While user rating and comments in buying guides and directory listings may seem all sparkly new and very Web 2.0, the concept has been around for a very long time. Indeed, I was involved in a research project with a major yellow pages publisher way back in 1990 to assess whether or not to add ratings information to restaurant listings (with the idea other categories might benefit as well).

The core issue back then was the same as it is now: can objective ratings co-exist with paid advertising?

Perhaps not surprisingly, restaurateur response to ratings played out roughly as follows:

  • 5 star restaurants: "great idea; let's do it"
  • 4 star restaurants: "intriguing idea"
  • 3 star restaurants: "as long as you don't charge extra for it"
  • 2 star restaurants: "are you crazy?"
  • 1 star restaurants: "Your Pepsi is $2; pay on the way out."

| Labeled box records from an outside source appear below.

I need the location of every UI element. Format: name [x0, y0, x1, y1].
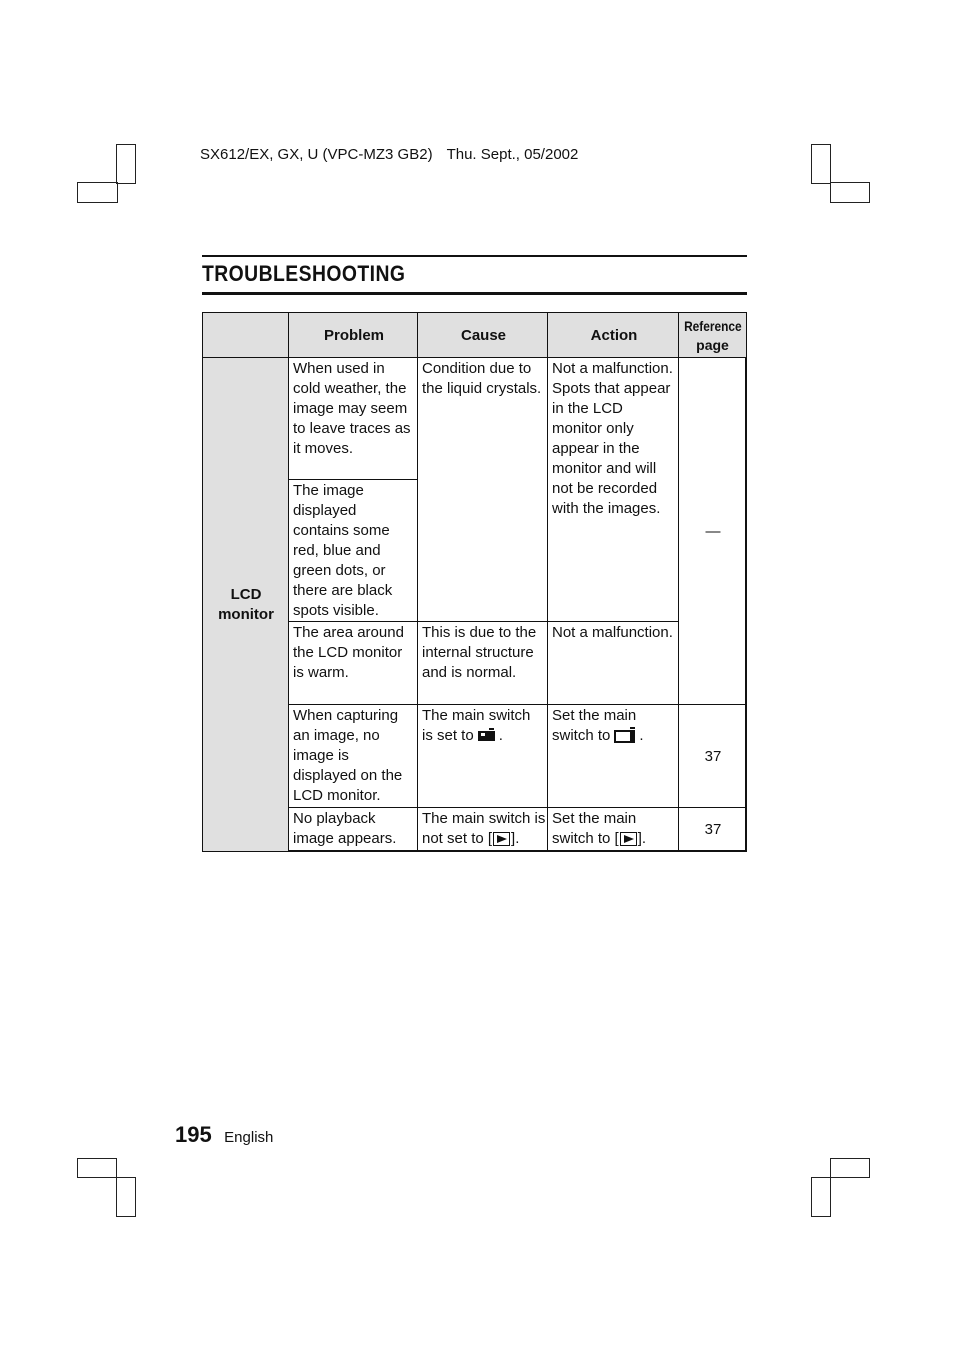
crop-mark — [116, 1177, 136, 1217]
ref-header-line2: page — [696, 336, 729, 353]
cause-cell: The main switch is not set to []. — [417, 807, 548, 851]
header-blank — [203, 313, 289, 358]
reference-cell: — — [678, 357, 746, 705]
title-rule-bottom — [202, 292, 747, 295]
action-text-end: . — [639, 727, 644, 744]
page-title: TROUBLESHOOTING — [202, 261, 406, 286]
print-header: SX612/EX, GX, U (VPC-MZ3 GB2) Thu. Sept.,… — [200, 146, 592, 163]
crop-mark — [116, 144, 136, 184]
cause-text: The main switch is not set to [ — [422, 810, 546, 847]
problem-cell: No playback image appears. — [288, 807, 418, 851]
cause-cell: The main switch is set to. — [417, 704, 548, 808]
crop-mark — [811, 144, 831, 184]
page-number: 195 — [175, 1122, 212, 1147]
category-lcd-monitor: LCD monitor — [203, 357, 289, 851]
troubleshooting-table: Problem Cause Action Reference page LCD m… — [202, 312, 747, 852]
cause-text-end: ]. — [511, 830, 520, 847]
action-text-end: ]. — [637, 830, 647, 847]
header-cause: Cause — [417, 313, 548, 358]
action-cell: Set the main switch to. — [547, 704, 679, 808]
crop-mark — [830, 182, 870, 203]
action-text: Set the main switch to — [552, 707, 637, 744]
reference-cell: 37 — [678, 704, 746, 808]
model-text: SX612/EX, GX, U (VPC-MZ3 GB2) — [200, 146, 433, 163]
title-rule-top — [202, 255, 747, 257]
category-label: LCD monitor — [218, 585, 274, 623]
cause-cell: This is due to the internal structure an… — [417, 621, 548, 705]
cause-cell: Condition due to the liquid crystals. — [417, 357, 548, 622]
language-label: English — [224, 1129, 274, 1146]
crop-mark — [77, 1158, 117, 1178]
camera-outline-icon — [614, 726, 636, 743]
problem-cell: The area around the LCD monitor is warm. — [288, 621, 418, 705]
problem-cell: The image displayed contains some red, b… — [288, 479, 418, 622]
problem-cell: When used in cold weather, the image may… — [288, 357, 418, 480]
action-cell: Not a malfunction. — [547, 621, 679, 705]
problem-cell: When capturing an image, no image is dis… — [288, 704, 418, 808]
crop-mark — [811, 1177, 831, 1217]
header-reference-page: Reference page — [678, 313, 746, 358]
play-icon — [493, 832, 511, 847]
crop-mark — [77, 182, 118, 203]
action-cell: Set the main switch to []. — [547, 807, 679, 851]
action-cell: Not a malfunction. Spots that appear in … — [547, 357, 679, 622]
cause-text: The main switch is set to — [422, 707, 531, 744]
ref-header-line1: Reference — [683, 317, 742, 334]
action-text: Set the main switch to [ — [552, 810, 637, 847]
cause-text-end: . — [498, 727, 503, 744]
crop-mark — [830, 1158, 870, 1178]
header-action: Action — [547, 313, 679, 358]
reference-cell: 37 — [678, 807, 746, 851]
date-text: Thu. Sept., 05/2002 — [446, 146, 579, 163]
page-footer: 195 English — [175, 1122, 273, 1148]
camera-filled-icon — [477, 728, 495, 742]
header-problem: Problem — [288, 313, 418, 358]
play-icon — [619, 832, 637, 847]
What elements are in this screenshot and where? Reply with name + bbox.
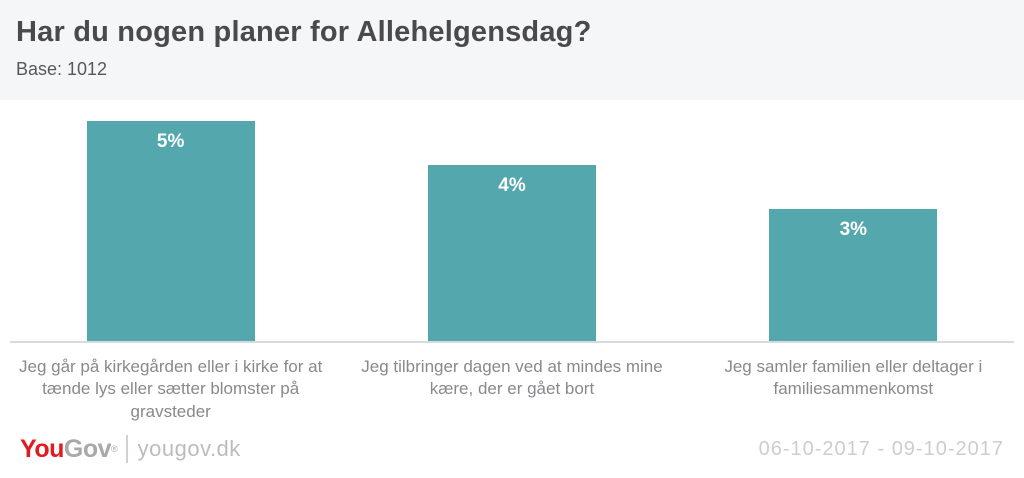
header: Har du nogen planer for Allehelgensdag? … xyxy=(0,0,1024,100)
category-label: Jeg går på kirkegården eller i kirke for… xyxy=(19,357,323,421)
category-labels-row: Jeg går på kirkegården eller i kirke for… xyxy=(0,343,1024,428)
category-label: Jeg tilbringer dagen ved at mindes mine … xyxy=(361,357,663,399)
logo-you: You xyxy=(20,434,64,463)
bar-value-label: 3% xyxy=(839,219,868,240)
base-label: Base: 1012 xyxy=(16,59,108,79)
bar: 4% xyxy=(427,165,596,341)
site-label: yougov.dk xyxy=(137,436,241,461)
bar-column: 4% xyxy=(341,100,682,341)
bar-value-label: 5% xyxy=(156,131,185,152)
date-range: 06-10-2017 - 09-10-2017 xyxy=(758,437,1004,460)
logo-divider xyxy=(125,435,128,463)
bar-value-label: 4% xyxy=(498,175,526,196)
footer: You Gov ® yougov.dk 06-10-2017 - 09-10-201… xyxy=(0,428,1024,478)
bars-row: 5% 4% 3% xyxy=(0,100,1024,341)
logo-gov: Gov xyxy=(63,434,112,463)
registered-mark-icon: ® xyxy=(111,444,118,454)
page-title: Har du nogen planer for Allehelgensdag? xyxy=(16,16,592,48)
bar-column: 3% xyxy=(683,100,1024,341)
bar-column: 5% xyxy=(0,100,341,341)
bar: 5% xyxy=(86,121,255,341)
yougov-logo: You Gov ® yougov.dk xyxy=(20,435,241,464)
axis-line xyxy=(10,341,1014,343)
bar: 3% xyxy=(769,209,938,341)
category-label: Jeg samler familien eller deltager i fam… xyxy=(724,357,983,399)
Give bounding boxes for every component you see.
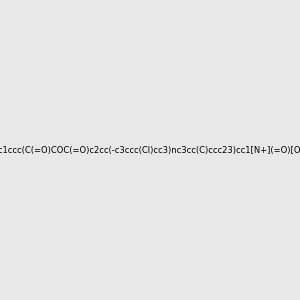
Text: Cc1ccc(C(=O)COC(=O)c2cc(-c3ccc(Cl)cc3)nc3cc(C)ccc23)cc1[N+](=O)[O-]: Cc1ccc(C(=O)COC(=O)c2cc(-c3ccc(Cl)cc3)nc…	[0, 146, 300, 154]
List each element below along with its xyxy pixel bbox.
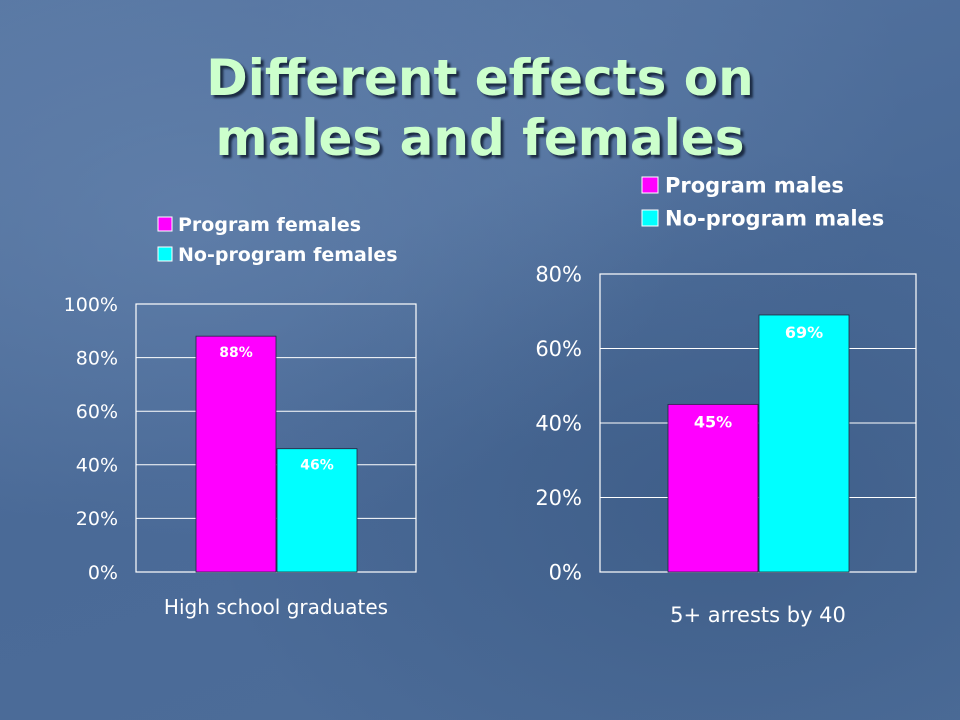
chart-1-data-label-2: 69% bbox=[785, 323, 823, 342]
chart-1-ytick-label: 40% bbox=[535, 412, 582, 436]
chart-1-legend-swatch-1 bbox=[641, 176, 659, 194]
slide-title-line-1: Different effects on bbox=[206, 49, 754, 107]
chart-1-ytick-label: 20% bbox=[535, 486, 582, 510]
chart-0-ytick-label: 0% bbox=[88, 562, 118, 584]
chart-0-bar-1 bbox=[195, 335, 277, 573]
chart-1-ytick-label: 60% bbox=[535, 337, 582, 361]
slide-title-line-2: males and females bbox=[215, 109, 745, 167]
chart-1-bar-1 bbox=[667, 403, 759, 573]
chart-0-legend-swatch-2 bbox=[157, 246, 173, 262]
slide-title: Different effects on males and females bbox=[0, 48, 960, 168]
chart-1-legend-label-1: Program males bbox=[665, 174, 844, 198]
chart-0-ytick-label: 80% bbox=[76, 347, 118, 369]
chart-0-ytick-label: 60% bbox=[76, 401, 118, 423]
chart-0-ytick-label: 40% bbox=[76, 455, 118, 477]
chart-1-legend-swatch-2 bbox=[641, 209, 659, 227]
chart-1-legend-label-2: No-program males bbox=[665, 207, 884, 231]
chart-1-bar-2 bbox=[758, 314, 850, 573]
chart-1-data-label-1: 45% bbox=[694, 412, 732, 431]
chart-1-xlabel: 5+ arrests by 40 bbox=[670, 603, 846, 627]
chart-0-bar-2 bbox=[276, 448, 358, 573]
chart-1-ytick-label: 80% bbox=[535, 263, 582, 287]
chart-0-ytick-label: 100% bbox=[64, 294, 118, 316]
chart-0-legend-label-1: Program females bbox=[178, 214, 361, 236]
chart-0-data-label-2: 46% bbox=[300, 458, 334, 474]
chart-0-legend-label-2: No-program females bbox=[178, 244, 398, 266]
chart-0-legend-swatch-1 bbox=[157, 216, 173, 232]
chart-0-xlabel: High school graduates bbox=[164, 595, 388, 619]
chart-0-data-label-1: 88% bbox=[219, 345, 253, 361]
chart-1-ytick-label: 0% bbox=[549, 561, 582, 585]
chart-0-ytick-label: 20% bbox=[76, 508, 118, 530]
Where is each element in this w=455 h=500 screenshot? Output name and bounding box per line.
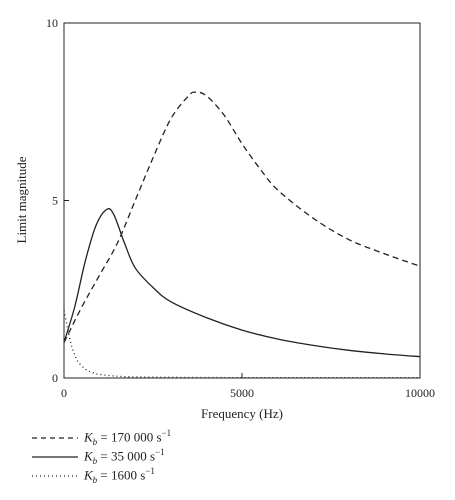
- series-line-solid: [63, 208, 421, 358]
- series-line-dotted: [63, 310, 420, 379]
- y-axis-label: Limit magnitude: [14, 156, 29, 243]
- y-tick-label: 5: [52, 194, 58, 208]
- legend-label: Kb = 35 000 s−1: [84, 447, 165, 466]
- axis-ticks: 0 5000 10000 0 5 10: [46, 16, 435, 400]
- legend-swatch-solid: [32, 455, 78, 458]
- x-tick-label: 5000: [230, 386, 254, 400]
- legend-item: Kb = 35 000 s−1: [32, 447, 171, 466]
- plot-frame: [63, 22, 421, 379]
- series-line-dashed: [63, 91, 421, 343]
- legend: Kb = 170 000 s−1 Kb = 35 000 s−1 Kb = 16…: [32, 428, 171, 485]
- series-group: [63, 91, 421, 379]
- x-tick-label: 10000: [405, 386, 435, 400]
- x-tick-label: 0: [61, 386, 67, 400]
- line-chart: 0 5000 10000 0 5 10 Frequency (Hz) Limit magn…: [14, 16, 435, 421]
- legend-label: Kb = 170 000 s−1: [84, 428, 172, 447]
- y-tick-label: 0: [52, 371, 58, 385]
- legend-item: Kb = 170 000 s−1: [32, 428, 171, 447]
- y-tick-label: 10: [46, 16, 58, 30]
- legend-swatch-dotted: [32, 474, 78, 477]
- legend-item: Kb = 1600 s−1: [32, 466, 171, 485]
- legend-label: Kb = 1600 s−1: [84, 466, 155, 485]
- x-axis-label: Frequency (Hz): [201, 406, 283, 421]
- legend-swatch-dashed: [32, 436, 78, 439]
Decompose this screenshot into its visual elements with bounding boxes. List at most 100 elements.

The problem is a fundamental one: advertisers don't want to pay to tell the world ambivalent or negative information about themselves. It's why restaurants don't post negative reviews in their windows.

We tried clever variations. What if we only printed positive reviews? Advertisers shot this down quickly as well. If only good reviews were printed, then those restaurants without reviews must be bad. The ditty "if it's pay to play, then I decide what to say" pretty well sums up the long-standing dynamic.

That's why I was so surprised to see a truly unusual new approach to this age-old coming from user review site Yelp.com. According to the New York Times, while Yelp won't censor or remove negative comments its users make about its advertisers, Yelp allows advertisers to sort positive listings about their business first. The thinking, of course, is that user reviews are much like search results pages: nobody gets past the first few.

Has Yelp artfully cracked the advertising-reviews conundrum? At first I believed they had. Then I started thinking that this was just a cute ploy that advertisers would quickly see through. Then I thought that allowing advertisers to game the system was a little slippery. Finally, my view shifted again: isn't Yelp making a cynical statement about its own value proposition: if nobody is really reading all the reviews it posts, what's the point? Where's the value?

Having thought about this until my head hurt, I thought I'd toss this back to my readers. Breakthrough or not?